Besides, imposing a 17pc sales tax on household sewing machines, mostly used by self-employed women who work from home to earn a living, was extremely unjust, they said. They also feared that a 17pc sales tax on oilseeds for sowing would prove counterproductive and discourage local production of edible oil.

Instead of putting an additional tax burden on the industry and consumers to comply with IMF conditions, the government and the FBR should step up efforts to broaden the tax base, they said.

They believed that the government could generate significant additional revenue by plugging various loopholes, including exemptions given on the import of various items for the erstwhile federally and provincially administered tribal areas, which were being massively abused. These items include steel sheets, bulk edible oil, plastic materials, etc. Moreover, large-scale smuggling of black tea, edible oil, auto parts and many other high-value products was also causing heavy losses to the national exchequer, they said.

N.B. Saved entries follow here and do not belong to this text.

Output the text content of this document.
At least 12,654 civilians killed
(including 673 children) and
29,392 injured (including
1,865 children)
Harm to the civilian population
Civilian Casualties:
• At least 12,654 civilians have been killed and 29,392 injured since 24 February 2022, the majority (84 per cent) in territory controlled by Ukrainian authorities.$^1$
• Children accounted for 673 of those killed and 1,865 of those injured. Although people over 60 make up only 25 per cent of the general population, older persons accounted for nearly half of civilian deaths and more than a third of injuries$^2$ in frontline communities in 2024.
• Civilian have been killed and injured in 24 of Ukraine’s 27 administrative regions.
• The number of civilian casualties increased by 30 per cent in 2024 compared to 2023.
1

“The IMF can only provide broad guidelines to curtail fiscal deficit and cannot micro-manage the economy. It is unjust and unfair to continue targeting those sectors which are tax compliant and unable to bear more taxes,” the statement said.

They also feared that an increase in sales tax on raw cotton would be counterproductive and asked the government to restore the concessional tax rate of 5pc on importing raw cotton to support the industry.

BMG and KCCI leaders said that for the first time in the history of Pakistan, 17pc sales tax had been imposed on export processing zones which were undoubtedly a conspiracy to destroy the activities in these zones. Clause 8 of serial number 102 of the Amendment Bill must immediately be withdrawn and the original status of the export processing zones must continue, they demanded.